We explored four alternatives, each motivated by a specific hypothesis:
Including request source in the grouping. Early investigation of one particularly problematic project revealed bimodal memory patterns correlated with the source of the compaction request. We tested whether grouping by shard and source would improve estimates. On the worst outliers, it helped modestly (MAE from 0.14 to 0.11 GB), but for standard requests it made no difference. Not worth the added complexity.
Grouping by project instead of shard. Using the last memory value for any shard in the same project would mean fewer cold starts for new shards. But project-level grouping is a worse predictor overall (shards within the same project can have very different memory profiles) and the cold-start benefit only matters for the first couple of compaction runs.
Exponential moving average. Instead of using last run’s value directly, we could smooth the estimate with an EMA to reduce volatility. With α=0.1, this actually showed a slight improvement on standard data (0.11 GB vs 0.12 GB MAE). But on the outlier set, exactly the cases where accurate estimation matters most, it was significantly worse (0.27 GB vs 0.14 GB). The smoothing prevented the estimate from keeping up with legitimate changes in memory usage.
Per-shard file size ratios. We could combine both approaches: track a per-shard multiplier (memory used ÷ input size) and apply it to the next run’s input size. In theory, this captures both shard-specific behavior and input size changes. In practice, it was worse (0.15 GB vs 0.12 GB MAE) because when inputs are small, the ratio blows up and produces absurd estimates for the next run.
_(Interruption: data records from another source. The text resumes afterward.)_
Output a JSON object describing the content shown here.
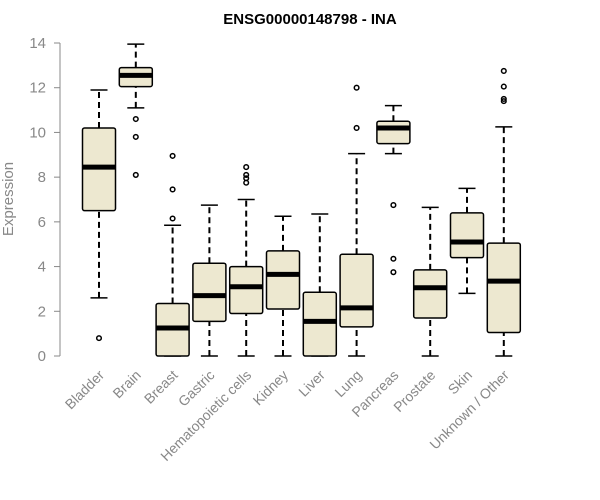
{
  "chart_data": {
    "type": "boxplot",
    "title": "ENSG00000148798 - INA",
    "xlabel": "",
    "ylabel": "Expression",
    "ylim": [
      0,
      14
    ],
    "yticks": [
      0,
      2,
      4,
      6,
      8,
      10,
      12,
      14
    ],
    "grid": false,
    "box_color": "#ede8d0",
    "line_color": "#000000",
    "axis_color": "#888888",
    "series": [
      {
        "name": "Bladder",
        "whisker_low": 2.6,
        "q1": 6.5,
        "median": 8.45,
        "q3": 10.2,
        "whisker_high": 11.9,
        "outliers": [
          0.8
        ]
      },
      {
        "name": "Brain",
        "whisker_low": 11.1,
        "q1": 12.05,
        "median": 12.55,
        "q3": 12.9,
        "whisker_high": 13.95,
        "outliers": [
          10.6,
          9.8,
          8.1
        ]
      },
      {
        "name": "Breast",
        "whisker_low": 0.0,
        "q1": 0.0,
        "median": 1.25,
        "q3": 2.35,
        "whisker_high": 5.85,
        "outliers": [
          6.15,
          7.45,
          8.95
        ]
      },
      {
        "name": "Gastric",
        "whisker_low": 0.0,
        "q1": 1.55,
        "median": 2.7,
        "q3": 4.15,
        "whisker_high": 6.75,
        "outliers": []
      },
      {
        "name": "Hematopoietic cells",
        "whisker_low": 0.0,
        "q1": 1.9,
        "median": 3.1,
        "q3": 4.0,
        "whisker_high": 7.0,
        "outliers": [
          7.75,
          7.95,
          8.1,
          8.45
        ]
      },
      {
        "name": "Kidney",
        "whisker_low": 0.0,
        "q1": 2.1,
        "median": 3.65,
        "q3": 4.7,
        "whisker_high": 6.25,
        "outliers": []
      },
      {
        "name": "Liver",
        "whisker_low": 0.0,
        "q1": 0.0,
        "median": 1.55,
        "q3": 2.85,
        "whisker_high": 6.35,
        "outliers": []
      },
      {
        "name": "Lung",
        "whisker_low": 0.0,
        "q1": 1.3,
        "median": 2.15,
        "q3": 4.55,
        "whisker_high": 9.05,
        "outliers": [
          10.2,
          12.0
        ]
      },
      {
        "name": "Pancreas",
        "whisker_low": 9.05,
        "q1": 9.5,
        "median": 10.2,
        "q3": 10.5,
        "whisker_high": 11.2,
        "outliers": [
          6.75,
          4.35,
          3.75
        ]
      },
      {
        "name": "Prostate",
        "whisker_low": 0.0,
        "q1": 1.7,
        "median": 3.05,
        "q3": 3.85,
        "whisker_high": 6.65,
        "outliers": []
      },
      {
        "name": "Skin",
        "whisker_low": 2.8,
        "q1": 4.4,
        "median": 5.1,
        "q3": 6.4,
        "whisker_high": 7.5,
        "outliers": []
      },
      {
        "name": "Unknown / Other",
        "whisker_low": 0.0,
        "q1": 1.05,
        "median": 3.35,
        "q3": 5.05,
        "whisker_high": 10.25,
        "outliers": [
          11.4,
          11.5,
          12.05,
          12.75
        ]
      }
    ]
  }
}
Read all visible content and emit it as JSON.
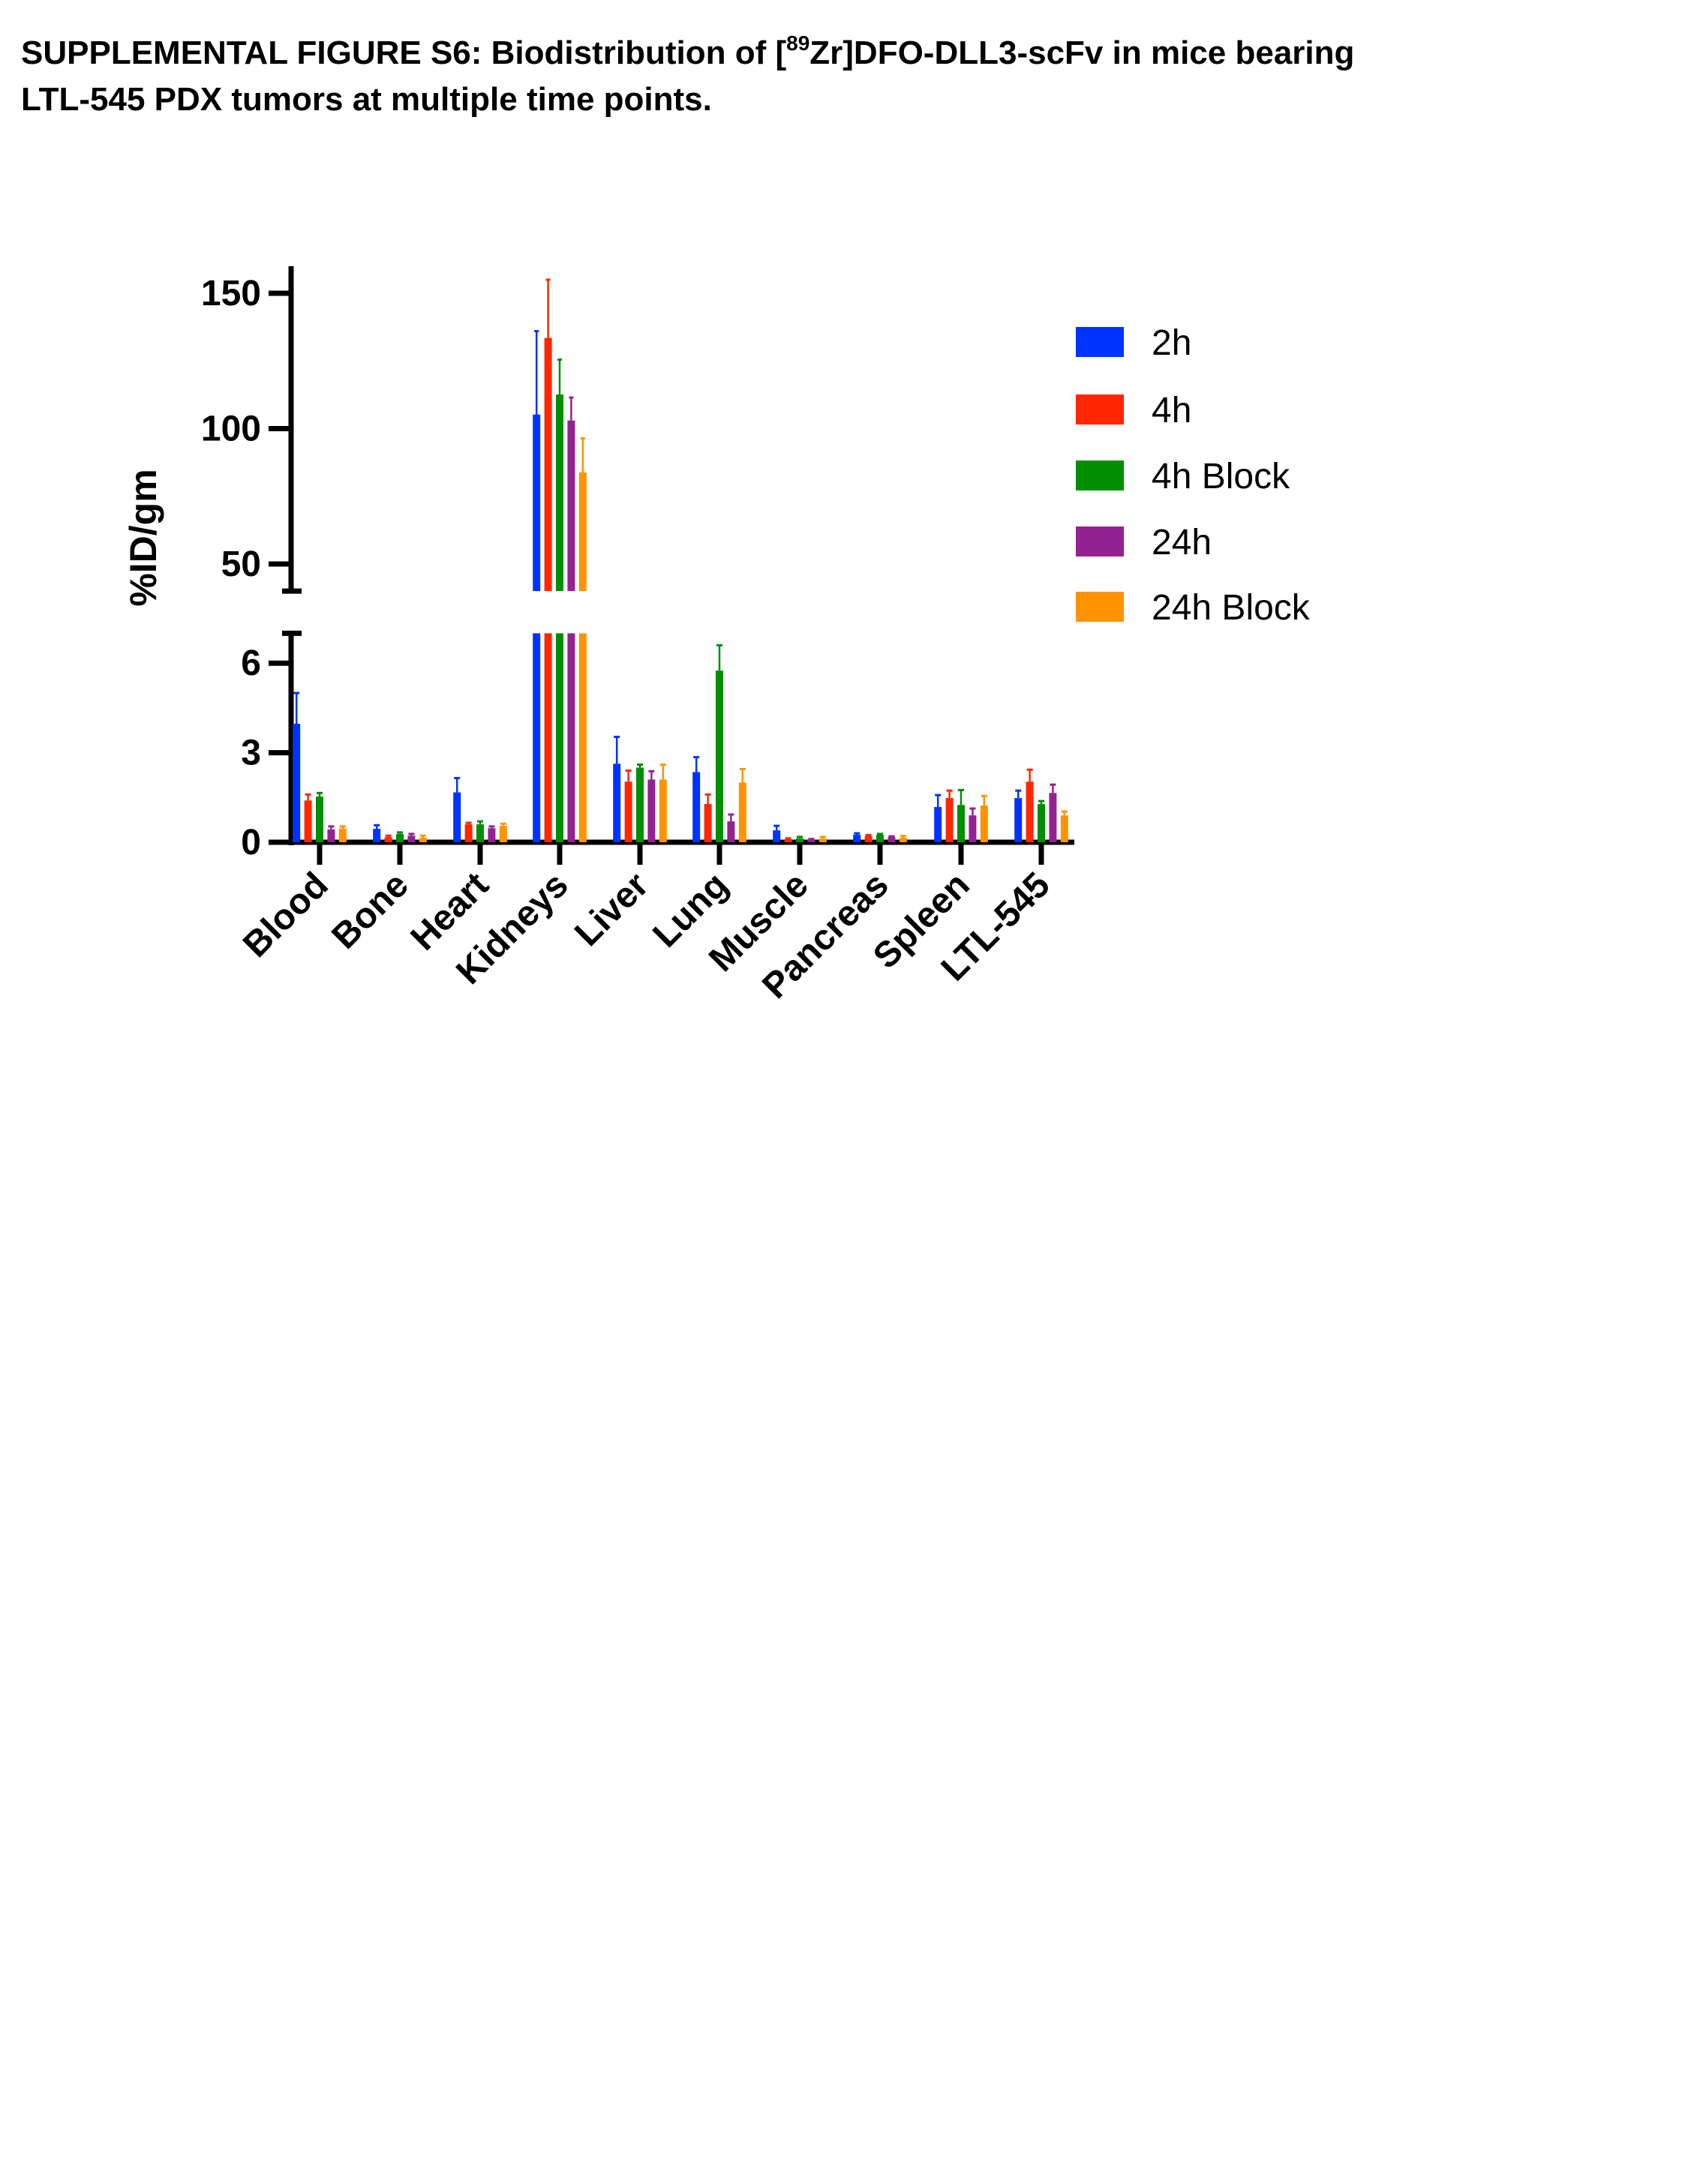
{
  "title": {
    "part1": "SUPPLEMENTAL FIGURE S6: Biodistribution of [",
    "superscript": "89",
    "part2": "Zr]DFO-DLL3-scFv in mice bearing",
    "line2": "LTL-545 PDX tumors at multiple time points."
  },
  "chart_data": {
    "type": "bar",
    "title": "",
    "xlabel": "",
    "ylabel": "%ID/gm",
    "y_axis_break": {
      "lower_range": [
        0,
        7
      ],
      "upper_range": [
        40,
        160
      ]
    },
    "yticks_lower": [
      0,
      3,
      6
    ],
    "yticks_upper": [
      50,
      100,
      150
    ],
    "categories": [
      "Blood",
      "Bone",
      "Heart",
      "Kidneys",
      "Liver",
      "Lung",
      "Muscle",
      "Pancreas",
      "Spleen",
      "LTL-545"
    ],
    "legend_position": "right",
    "grid": false,
    "series": [
      {
        "name": "2h",
        "color": "#0033ff",
        "values": [
          3.97,
          0.45,
          1.67,
          105.2,
          2.63,
          2.35,
          0.4,
          0.25,
          1.18,
          1.48
        ],
        "errors_upper": [
          5.0,
          0.57,
          2.15,
          136,
          3.53,
          2.85,
          0.55,
          0.3,
          1.58,
          1.73
        ]
      },
      {
        "name": "4h",
        "color": "#ff2600",
        "values": [
          1.4,
          0.17,
          0.6,
          133.5,
          2.03,
          1.28,
          0.1,
          0.2,
          1.48,
          2.03
        ],
        "errors_upper": [
          1.6,
          0.22,
          0.65,
          155,
          2.4,
          1.6,
          0.13,
          0.24,
          1.73,
          2.43
        ]
      },
      {
        "name": "4h Block",
        "color": "#008f00",
        "values": [
          1.53,
          0.28,
          0.6,
          112.6,
          2.5,
          5.75,
          0.13,
          0.25,
          1.25,
          1.28
        ],
        "errors_upper": [
          1.65,
          0.33,
          0.7,
          125.5,
          2.6,
          6.6,
          0.18,
          0.28,
          1.75,
          1.38
        ]
      },
      {
        "name": "24h",
        "color": "#942192",
        "values": [
          0.43,
          0.22,
          0.47,
          103.0,
          2.1,
          0.7,
          0.08,
          0.17,
          0.9,
          1.65
        ],
        "errors_upper": [
          0.53,
          0.28,
          0.53,
          111.5,
          2.38,
          0.93,
          0.11,
          0.2,
          1.13,
          1.93
        ]
      },
      {
        "name": "24h Block",
        "color": "#ff9300",
        "values": [
          0.46,
          0.15,
          0.55,
          83.8,
          2.1,
          2.0,
          0.12,
          0.15,
          1.23,
          0.9
        ],
        "errors_upper": [
          0.53,
          0.22,
          0.62,
          96.4,
          2.6,
          2.45,
          0.18,
          0.21,
          1.55,
          1.03
        ]
      }
    ]
  }
}
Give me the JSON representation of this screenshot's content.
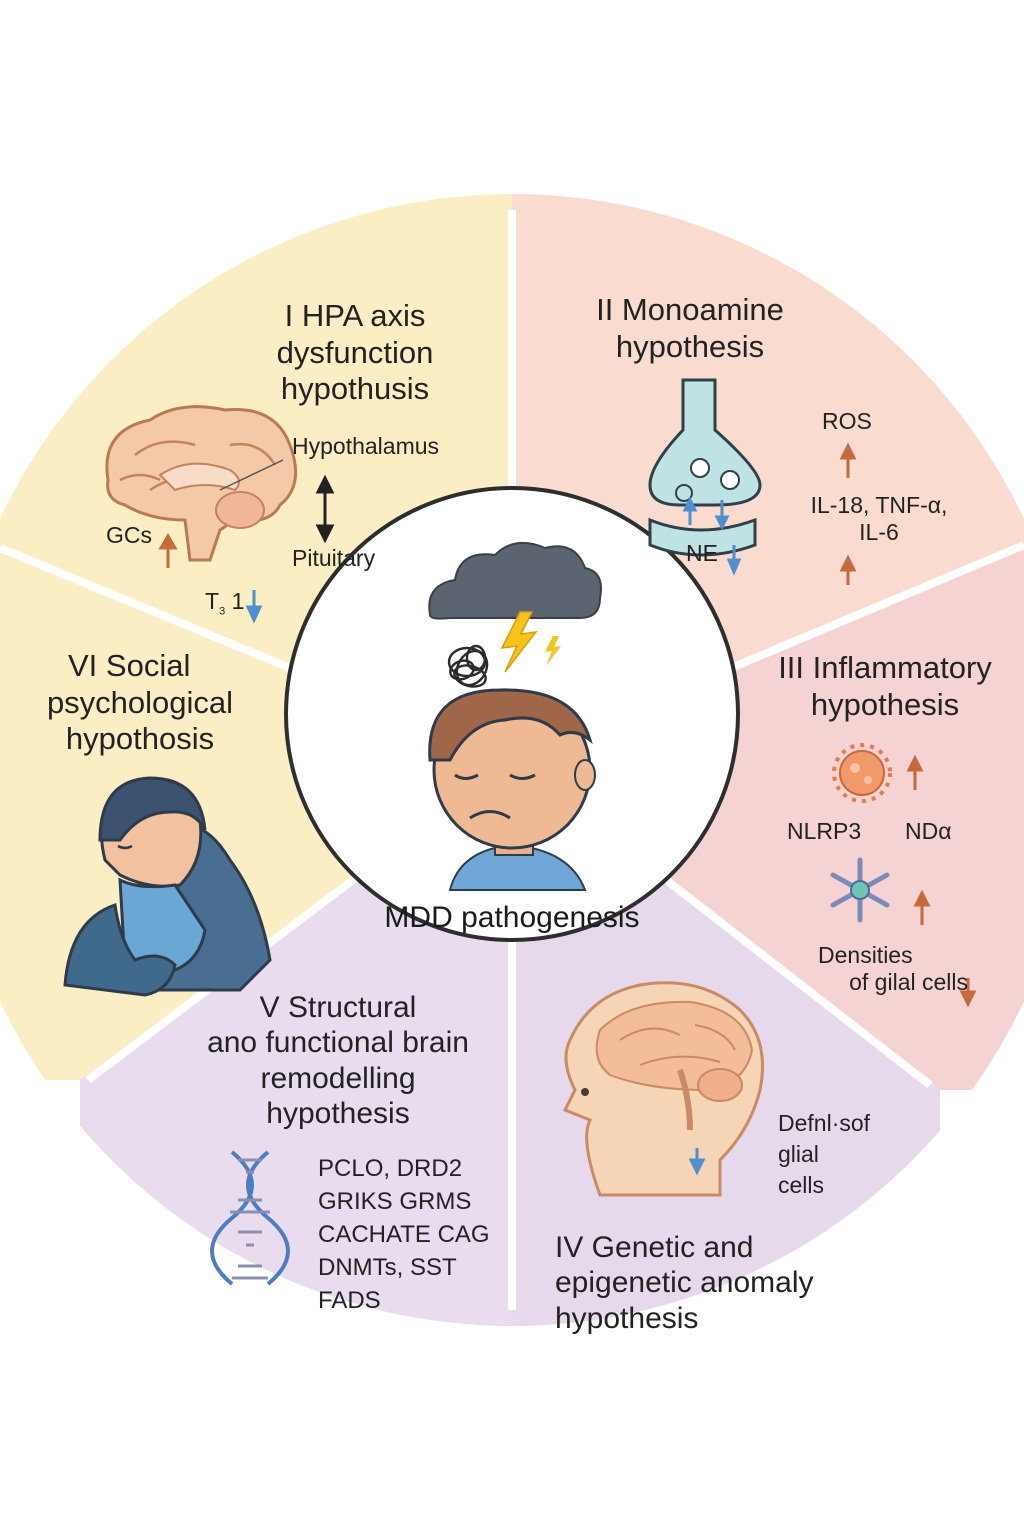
{
  "center": {
    "title": "MDD pathogenesis"
  },
  "sectors": {
    "hpa": {
      "title_lines": [
        "I HPA axis",
        "dysfunction",
        "hypothusis"
      ],
      "hypothalamus": "Hypothalamus",
      "pituitary": "Pituitary",
      "gcs": "GCs",
      "t3_main": "T",
      "t3_sub": "3",
      "t3_suffix": "1"
    },
    "monoamine": {
      "title_lines": [
        "II Monoamine",
        "hypothesis"
      ],
      "ne": "NE",
      "ros": "ROS",
      "cytokines_line1": "IL-18, TNF-α,",
      "cytokines_line2": "IL-6"
    },
    "inflammatory": {
      "title_lines": [
        "III Inflammatory",
        "hypothesis"
      ],
      "nlrp3": "NLRP3",
      "nd_alpha": "NDα",
      "densities_line1": "Densities",
      "densities_line2": "of gilal cells"
    },
    "genetic": {
      "title_lines": [
        "IV Genetic and",
        "epigenetic anomaly",
        "hypothesis"
      ],
      "glial_lines": [
        "Defnl·sof",
        "glial",
        "cells"
      ]
    },
    "structural": {
      "title_lines": [
        "V Structural",
        "ano functional brain",
        "remodelling",
        "hypothesis"
      ],
      "genes": [
        "PCLO, DRD2",
        "GRIKS GRMS",
        "CACHATE CAG",
        "DNMTs, SST",
        "FADS"
      ]
    },
    "social": {
      "title_lines": [
        "VI Social",
        "psychological",
        "hypothosis"
      ]
    }
  },
  "colors": {
    "hpa": "#fbeec4",
    "monoamine": "#fadbcf",
    "inflammatory": "#f6d3d3",
    "genetic": "#e7daeb",
    "structural": "#e8dcee",
    "social": "#fbeec4",
    "arrow_up": "#c46a3c",
    "arrow_down": "#4f8fd0"
  }
}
Each alternative had a plausible reason to be better, and each fell short for a specific, understandable reason. Four approaches, two datasets each, scatter plots and error metrics for all of them. By the time we shipped, we had the data to prove the simple approach was best.
Production Results
After rolling out the change over the course of a week, the numbers spoke for themselves:
99% reduction in median memory estimation error (-570 MiB to -4.6 MiB)
The middle 50% of estimates went from undershooting by 283 to 839 MiB to landing within ±47 MiB of actual usage
The solution also has a nice durability property: because it’s based on observed behavior rather than assumptions about the binary format, it automatically adapts when the compaction code changes. If a future optimization alters memory usage, the estimates self-correct on the next run.
What We Took Away
The lesson is about where AI fits in engineering work. There’s a legitimate concern around AI-generated code in high blast radius environments like production databases, but there’s a large category of engineering work (analysis, investigation, prototyping, data exploration) where the stakes are fundamentally different. Bugs in an analysis script produce wrong charts, not production outages. Match the AI’s role to the blast radius: we got AI’s speed advantage exactly where errors are cheap and caught fast, and kept human authorship where errors are expensive and hard to detect. AI for investigation, humans for implementation.
AI didn’t write our solution. It compressed the research cycle enough that an infrastructure engineer with no data science background could explore the solution space, rule out the alternatives, and ship with real confidence. The whole project, from initial data collection through production rollout, took about two weeks.